Na educação brasileira os anos de 1980 e 1990 foram marcados pelas palavras de ordem “educação democrática” e “educação para a cidadania”. Pretendia-se com elas, dentre outras coisas, demarcar uma educação que contribuísse para a superação do autoritarismo que marcou a Ditadura civil-militar e, ao mesmo tempo, formasse os sujeitos para a “invenção democrática” da sociedade, para utilizar uma expressão do Claude Lefort.
Nas décadas seguintes, incluindo esta que estamos vivendo, dois outros slogans se afirmaram com grande força no vocabulário educacional: educação inclusiva e educação para a/na diversidade. A primeira, de um sentido mais restrito referido à entrada de crianças e jovens na escola, passou a designar um amplo espectro de práticas e políticas que visam vincular as condições de acessibilidade de TODAS as crianças e jovens às experiências e aos conhecimentos escolares. A segunda nos remete aos aspectos fundamentais da constituição da nossa vida social: as nossas diferenças e as condições que permitam e incentivem a vida democrática e igualitária.
Nestes tempos sombrios em que vivemos, somos, muitas vezes, levados ao esquecimento de o quanto a educação e a experiência escolar avançaram, no país, sob a égide de discursos e práticas baseados em uma educação democrática, cidadã, diversa e inclusiva. As nossas escolas são, hoje, da educação infantil à pós-graduação, muito diferentes e melhores do que eram há 20 ou 30 anos.
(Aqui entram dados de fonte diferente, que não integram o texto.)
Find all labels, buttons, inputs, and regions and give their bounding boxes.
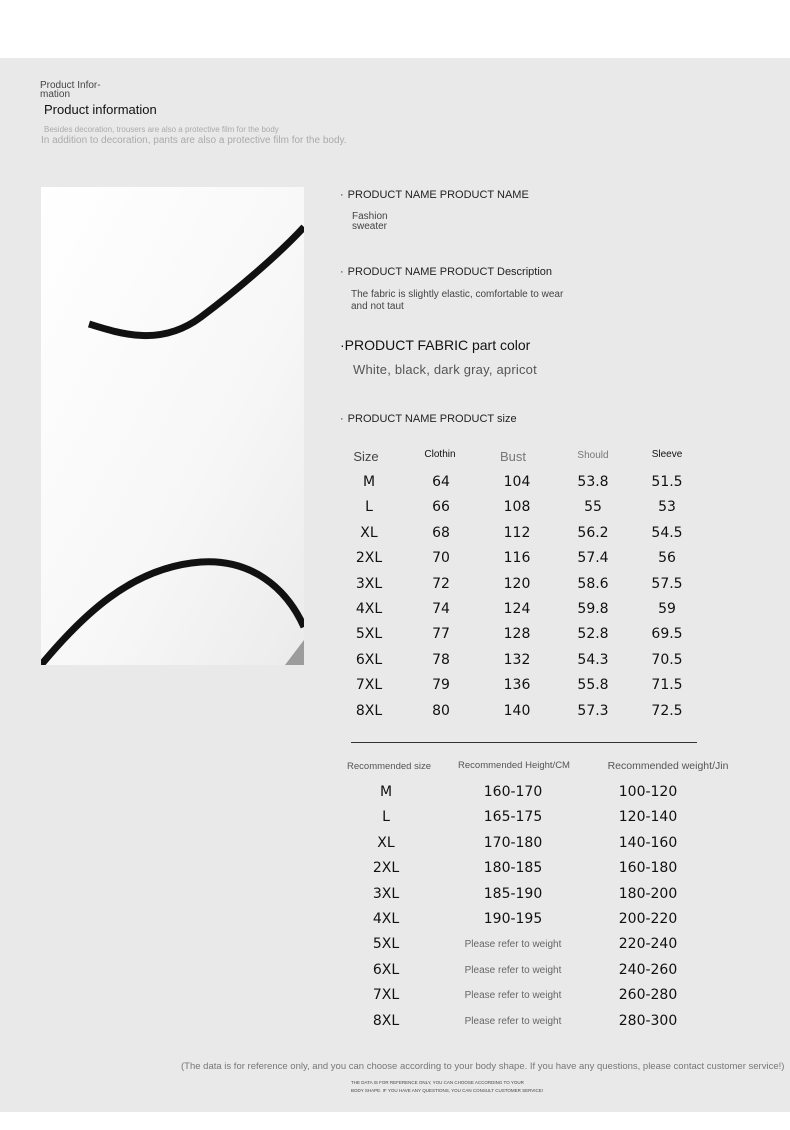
recommended-table-cell-weight: 140-160 <box>618 835 678 851</box>
size-table-cell-sleeve: 69.5 <box>651 626 683 642</box>
size-table-cell-size: 8XL <box>355 703 383 719</box>
size-table-cell-bust: 116 <box>503 550 531 566</box>
size-table-cell-bust: 112 <box>503 525 531 541</box>
header-subtitle-2: In addition to decoration, pants are also a protective film for the body. <box>41 135 347 146</box>
recommended-table-cell-size: L <box>382 809 390 825</box>
size-table-cell-clothing-length: 70 <box>432 550 450 566</box>
recommended-table-cell-size: 5XL <box>372 936 400 952</box>
footer-fine-print-2: BODY SHAPE. IF YOU HAVE ANY QUESTIONS, YOU CAN CONSULT CUSTOMER SERVICE! <box>351 1088 544 1093</box>
size-table-cell-sleeve: 59 <box>658 601 676 617</box>
recommended-table-cell-weight: 220-240 <box>618 936 678 952</box>
recommended-table-cell-size: 2XL <box>372 860 400 876</box>
recommended-table-cell-size: 8XL <box>372 1013 400 1029</box>
size-table-cell-size: 4XL <box>355 601 383 617</box>
recommended-table-cell-size: 7XL <box>372 987 400 1003</box>
size-table-cell-sleeve: 57.5 <box>651 576 683 592</box>
size-table-cell-shoulder: 57.4 <box>577 550 609 566</box>
recommended-table-cell-height: Please refer to weight <box>464 990 562 1001</box>
recommended-table-cell-weight: 180-200 <box>618 886 678 902</box>
size-table-cell-shoulder: 53.8 <box>577 474 609 490</box>
recommended-table-cell-size: 6XL <box>372 962 400 978</box>
bust-col-header: Bust <box>499 449 526 464</box>
size-table-cell-sleeve: 54.5 <box>651 525 683 541</box>
size-table-cell-shoulder: 57.3 <box>577 703 609 719</box>
header-small-label: Product Infor-mation <box>40 80 101 100</box>
size-table-cell-bust: 108 <box>503 499 531 515</box>
size-table-cell-sleeve: 51.5 <box>651 474 683 490</box>
size-table-cell-shoulder: 55 <box>584 499 602 515</box>
recommended-table-cell-weight: 260-280 <box>618 987 678 1003</box>
size-table-cell-clothing-length: 79 <box>432 677 450 693</box>
header-subtitle-1: Besides decoration, trousers are also a protective film for the body <box>44 125 279 134</box>
recommended-table-cell-weight: 120-140 <box>618 809 678 825</box>
size-table-cell-clothing-length: 78 <box>432 652 450 668</box>
size-table-cell-shoulder: 54.3 <box>577 652 609 668</box>
size-table-cell-sleeve: 56 <box>658 550 676 566</box>
size-table-cell-size: 5XL <box>355 626 383 642</box>
page-title: Product information <box>44 102 157 117</box>
size-table-cell-size: M <box>362 474 376 490</box>
size-table-cell-sleeve: 70.5 <box>651 652 683 668</box>
recommended-table-cell-size: 4XL <box>372 911 400 927</box>
size-table-cell-size: XL <box>360 525 378 541</box>
size-table-cell-clothing-length: 74 <box>432 601 450 617</box>
recommended-table-cell-height: Please refer to weight <box>464 965 562 976</box>
footer-note: (The data is for reference only, and you can choose according to your body shape. If you have any questions, please contact customer service!) <box>181 1061 785 1072</box>
size-table-cell-sleeve: 72.5 <box>651 703 683 719</box>
table-divider <box>351 742 697 743</box>
size-table-cell-clothing-length: 77 <box>432 626 450 642</box>
clothing-length-col-header: Clothin <box>424 449 456 460</box>
recommended-table-cell-size: 3XL <box>372 886 400 902</box>
size-table-cell-size: 2XL <box>355 550 383 566</box>
product-description-value: The fabric is slightly elastic, comfortable to wear and not taut <box>351 289 564 312</box>
recommended-table-cell-height: 190-195 <box>483 911 543 927</box>
size-table-cell-clothing-length: 66 <box>432 499 450 515</box>
product-fabric-value: White, black, dark gray, apricot <box>353 362 537 377</box>
size-table-cell-shoulder: 55.8 <box>577 677 609 693</box>
size-table-cell-sleeve: 71.5 <box>651 677 683 693</box>
recommended-table-cell-size: M <box>379 784 393 800</box>
shoulder-col-header: Should <box>577 450 609 461</box>
recommended-table-cell-height: 170-180 <box>483 835 543 851</box>
product-fabric-heading: ·PRODUCT FABRIC part color <box>340 337 531 353</box>
recommended-table-cell-weight: 100-120 <box>618 784 678 800</box>
size-table-cell-clothing-length: 68 <box>432 525 450 541</box>
recommended-table-cell-size: XL <box>377 835 395 851</box>
size-col-header: Size <box>353 449 379 464</box>
size-table-cell-bust: 104 <box>503 474 531 490</box>
sleeve-col-header: Sleeve <box>651 449 683 460</box>
recommended-table-cell-weight: 200-220 <box>618 911 678 927</box>
recommended-table-cell-height: 165-175 <box>483 809 543 825</box>
recommended-table-cell-weight: 280-300 <box>618 1013 678 1029</box>
size-table-cell-shoulder: 56.2 <box>577 525 609 541</box>
recommended-size-col-header: Recommended size <box>347 761 431 772</box>
size-table-cell-bust: 120 <box>503 576 531 592</box>
recommended-height-col-header: Recommended Height/CM <box>458 760 570 771</box>
footer-fine-print-1: THE DATA IS FOR REFERENCE ONLY, YOU CAN CHOOSE ACCORDING TO YOUR <box>351 1080 524 1085</box>
size-table-cell-clothing-length: 72 <box>432 576 450 592</box>
size-table-cell-shoulder: 58.6 <box>577 576 609 592</box>
recommended-table-cell-height: 160-170 <box>483 784 543 800</box>
size-table-cell-shoulder: 59.8 <box>577 601 609 617</box>
recommended-table-cell-height: Please refer to weight <box>464 1016 562 1027</box>
size-table-cell-sleeve: 53 <box>658 499 676 515</box>
size-table-cell-bust: 140 <box>503 703 531 719</box>
size-table-cell-clothing-length: 64 <box>432 474 450 490</box>
recommended-table-cell-weight: 240-260 <box>618 962 678 978</box>
size-table-cell-shoulder: 52.8 <box>577 626 609 642</box>
size-table-cell-size: L <box>365 499 373 515</box>
recommended-table-cell-height: Please refer to weight <box>464 939 562 950</box>
sweater-fabric-image <box>41 187 304 665</box>
product-size-heading: · PRODUCT NAME PRODUCT size <box>340 413 517 425</box>
recommended-table-cell-weight: 160-180 <box>618 860 678 876</box>
product-description-heading: · PRODUCT NAME PRODUCT Description <box>340 266 553 278</box>
recommended-table-cell-height: 185-190 <box>483 886 543 902</box>
size-table-cell-size: 6XL <box>355 652 383 668</box>
size-table-cell-clothing-length: 80 <box>432 703 450 719</box>
size-table-cell-bust: 132 <box>503 652 531 668</box>
recommended-table-cell-height: 180-185 <box>483 860 543 876</box>
size-table-cell-bust: 136 <box>503 677 531 693</box>
recommended-weight-col-header: Recommended weight/Jin <box>607 760 729 772</box>
size-table-cell-bust: 128 <box>503 626 531 642</box>
size-table-cell-size: 7XL <box>355 677 383 693</box>
product-photo <box>41 187 304 665</box>
product-name-value: Fashion sweater <box>352 211 388 232</box>
size-table-cell-size: 3XL <box>355 576 383 592</box>
size-table-cell-bust: 124 <box>503 601 531 617</box>
product-name-heading: · PRODUCT NAME PRODUCT NAME <box>340 189 529 201</box>
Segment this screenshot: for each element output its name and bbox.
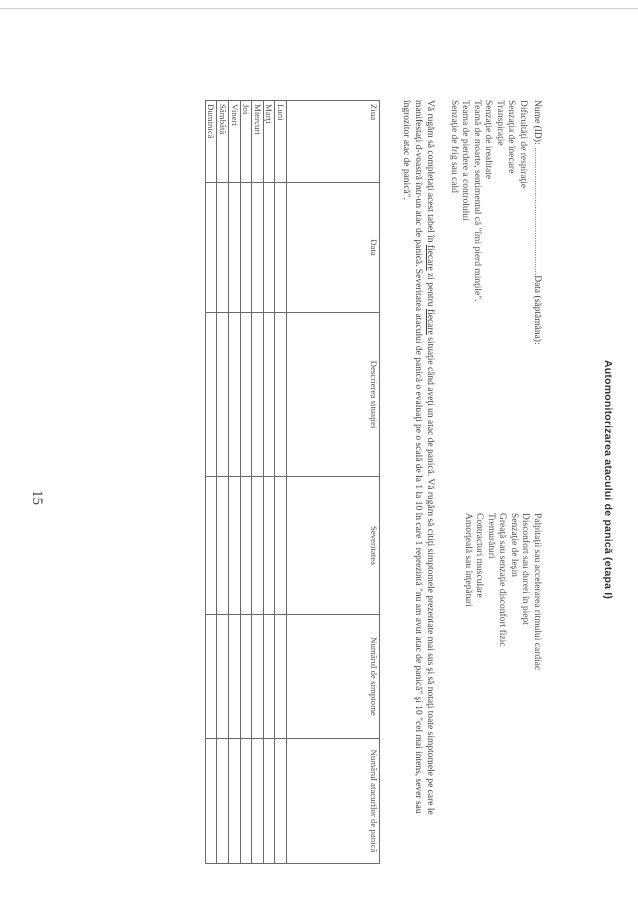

Num país em que temos um presidente sem votos e onde se quer fazer uma escola sem partido, museus sem arte, ciência sem recurso, história sem memória, para lembrar e parafrasear uma expressão atribuída essa semana à professora Mara Telles, da UFMG, será mais uma vitória dos movimentos e milícias reacionárias se não nos alegrarmos com a alegria e ação de centenas de milhares de professoras e professores que não deixam de, cotidianamente, acreditar que a escola pode fazer diferença na vida de seus milhões de alunos e alunas.
Nas últimas semanas o Programa de Rádio Pensar a Educação tem recebido professoras e alunos para falar de políticas e de práticas muito ricas de educação inclusiva em Belo Horizonte. O que temos ouvido é o relato entusiasmado e animador da elaboração de políticas, metodologias e materiais para a criação de condições de acesso à escola, ao conhecimento e à convivência por alunos e alunas com deficiência. E, temos a certeza, isso se repete nos mais de 5 mil municípios brasileiros!
Uma das formas de lutar contra a reação e lembrá-los e, sobretudo, lembrar-nos que muita coisa tem sido feita e tem dado muito certo. É por isso que a escola, seus profissionais e alunos incomodam: eles fazem desse um país melhor para se viver em nossas diferenças e diversidades, mesmo que numa situação de vergonhosa desigualdade. Bem sabemos que essa desigualdade não incomoda a milícias MBL e outros, e é inclusive para perpetuá-las que elas investem contra a democracia e as políticas e práticas de inclusão e de reconhecimento e promoção às diversidades.
Não podemos esquecer o quanto foi feito e como foi feito; não podemos ceder às investidas dos grupos e milícias reacionárias que nos querem capturar para suas pautas ultrapassadas e rejeitadas por boa parte da população. Não deveríamos dar-lhes mais importância e palco do que já têm. Talvez seja hora de demonstrar que, se por um lado, muito pode ser feito, a escola pública, democrática, diversa, inclusiva e cidadã já está aí. Já é uma realidade na prática e na experiência de centenas de milhares de professoras e professores, de milhões de alunos e de suas famílias. Na vida deles e delas e na vida de todos nós essa escola faz a diferença e é por isso que querem calá-la, destruí-la ou dificultar o seu funcionamento. Uma das formas de evitar isso é trazer a público o que de muito de bom acontece na escola e este é um imperativo que se coloca para todas as pessoas e movimentos que acreditam que sem uma escola de qualidade e democrática não haverá futuro democrático e mais igualitário para nenhum de nós!